Genel halk kitleleri ile birliktesinizdir acılar aynı,
kaygılar aynıdır, yaşama dair.
O günleri yaşayanlar iyi bilirler:
12 EYLÜL 80’de sağcısı solcusu, Kürt’ü Çerkes’i,
Akıncısı, kaçakçısı apar topar tutuklanarak genelde
askeri tutuk evlerine kapatıldılar. (Burada kendi adıma
bir tespit yapmak gereği duydum. Bu insanların çok az
bir kısmı Gerçek Fiil nedeni ile orada idiler. Çoğunluk
bir biçimde, bir kenarında bulunmuşlardan ibaretti. Bir
azınlık var ki işte bahse konu onlardır)
12 Eylül’ün en zedeleri hatırlanacağı gibi gece sokağa
çıkma ihlalinde sorgusuz sualsiz üç ay yatanlardır.
Bir gurup Karadenizli vatandaşımız, bir düğünde
eğlenirler, içkilidirler de.
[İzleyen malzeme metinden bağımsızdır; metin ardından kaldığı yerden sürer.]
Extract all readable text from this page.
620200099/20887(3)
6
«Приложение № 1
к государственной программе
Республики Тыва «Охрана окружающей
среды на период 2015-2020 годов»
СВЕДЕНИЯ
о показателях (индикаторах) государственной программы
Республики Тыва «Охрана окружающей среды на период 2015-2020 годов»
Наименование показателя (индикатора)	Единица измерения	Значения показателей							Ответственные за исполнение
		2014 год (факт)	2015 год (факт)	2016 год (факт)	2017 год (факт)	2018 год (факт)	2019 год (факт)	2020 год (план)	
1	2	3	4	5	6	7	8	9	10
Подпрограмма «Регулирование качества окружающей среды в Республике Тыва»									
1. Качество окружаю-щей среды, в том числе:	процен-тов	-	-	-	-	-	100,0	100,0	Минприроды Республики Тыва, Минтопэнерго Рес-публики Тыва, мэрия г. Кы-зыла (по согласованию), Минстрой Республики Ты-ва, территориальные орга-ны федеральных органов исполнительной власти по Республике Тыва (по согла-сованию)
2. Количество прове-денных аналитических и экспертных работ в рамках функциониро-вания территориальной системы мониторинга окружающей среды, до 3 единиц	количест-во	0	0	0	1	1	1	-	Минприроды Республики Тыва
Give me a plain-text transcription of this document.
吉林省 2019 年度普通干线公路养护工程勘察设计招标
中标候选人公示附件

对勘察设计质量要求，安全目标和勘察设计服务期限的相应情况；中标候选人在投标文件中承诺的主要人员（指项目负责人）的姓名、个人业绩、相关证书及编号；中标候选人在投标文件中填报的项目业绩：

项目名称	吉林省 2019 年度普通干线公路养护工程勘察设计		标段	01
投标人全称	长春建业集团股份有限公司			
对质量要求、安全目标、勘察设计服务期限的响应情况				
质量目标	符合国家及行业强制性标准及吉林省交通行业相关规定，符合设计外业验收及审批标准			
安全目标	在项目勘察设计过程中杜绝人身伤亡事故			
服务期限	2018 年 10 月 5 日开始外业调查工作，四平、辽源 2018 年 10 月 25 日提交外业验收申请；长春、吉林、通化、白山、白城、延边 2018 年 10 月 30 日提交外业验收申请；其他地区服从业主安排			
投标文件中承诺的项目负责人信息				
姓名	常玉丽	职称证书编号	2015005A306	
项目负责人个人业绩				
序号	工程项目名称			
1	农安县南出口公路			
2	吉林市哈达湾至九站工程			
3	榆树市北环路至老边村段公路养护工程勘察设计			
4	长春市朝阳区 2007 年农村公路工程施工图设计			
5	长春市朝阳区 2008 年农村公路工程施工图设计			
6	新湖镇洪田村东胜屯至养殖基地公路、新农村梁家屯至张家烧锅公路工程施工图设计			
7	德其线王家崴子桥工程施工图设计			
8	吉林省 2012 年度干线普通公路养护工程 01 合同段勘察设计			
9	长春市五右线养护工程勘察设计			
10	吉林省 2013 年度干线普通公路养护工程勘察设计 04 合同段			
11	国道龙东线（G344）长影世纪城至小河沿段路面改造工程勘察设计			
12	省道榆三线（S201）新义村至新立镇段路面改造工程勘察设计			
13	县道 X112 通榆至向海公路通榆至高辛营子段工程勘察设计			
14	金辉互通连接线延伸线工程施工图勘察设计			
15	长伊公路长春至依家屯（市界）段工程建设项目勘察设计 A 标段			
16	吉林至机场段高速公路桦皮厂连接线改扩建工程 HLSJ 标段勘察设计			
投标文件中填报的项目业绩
Demeye kalmaz saat on iki
otuz sularında yakalanırlar, biraz arbede yaşanır
tutuklanırlar. Hepsi orta yaşlı çoluk çocuk sahibi sade
vatandaşlardır.
Yattıkları koğuş yukarıda bahsettiğim gibi, (onlara
göre) katil, soyguncu, asi vs vs doludur. Sürekli
çelişirler yaşadıkları ile.
Tahmini geldiklerinin onuncu günü idi, sigaralar
tuvalette saati gelince içilirdi. Bunlardan biri ile bir
kenara çekildim bir sigara ikram ettim. Hiç abartmıyorum
birkaç nefeste sigarayı bitirdi.
- Hayırdır nedir bu sıkıntı, diye sorduğumda
- Deme gitsun uşağum. Kaldık ya ha buraya.
Bunu söylediği an surat mimiklerini sanırım çizebilecek
bir ressam yoktur. Ses tonunu taklit edebilecek bir
sanatçı yoktur.
Bunu niye anlattım?
Yıl iki bin beş. Bir arkadaşım ESNAF, zorda, başına
olmadık işler gelir. Mal beyanından on gün hapsi
gerçekleşir, gider taahhütte bulunur, onu da
gerçekleştiremez. Ceza müddeti çıkar on beş güne.
Bizim Çerkes (böyle yüzlerce mağdur var ülkemizde) girer
cezaevine. Yatar on beş gün, Karadenizlinin
duygusundaki saptama gibi. Katille, hırsızla, arsızla
(kader mahkumlarını tenzih ediyorum).
Çıktığında ilk gördüğüm, bir tarafa kayan öbür omuzu
oldu. On beş günde ağa, dayı oldu bizim Çerkes. DÜZCE
deyimi ile YENGEÇ. Eskiden olsa basit bir şeyde onlarca
sene giyerdim. Bundan sonra en kral işi bitirir üç beş
yılla yırtarım, söylemlerine başladı.Yani birde hukukçu
oldu başımıza.
Çok uğraştık düzeltene kadar. Şimdi işinde gücünde.
Unutmadan yukarıda anlattığım, düğün gurubundan bir
tanesinin çıktıktan sonra, bir örgüt lehine duvara
slogan yazmaktan geri döndüğünü hatırlatmak istedim.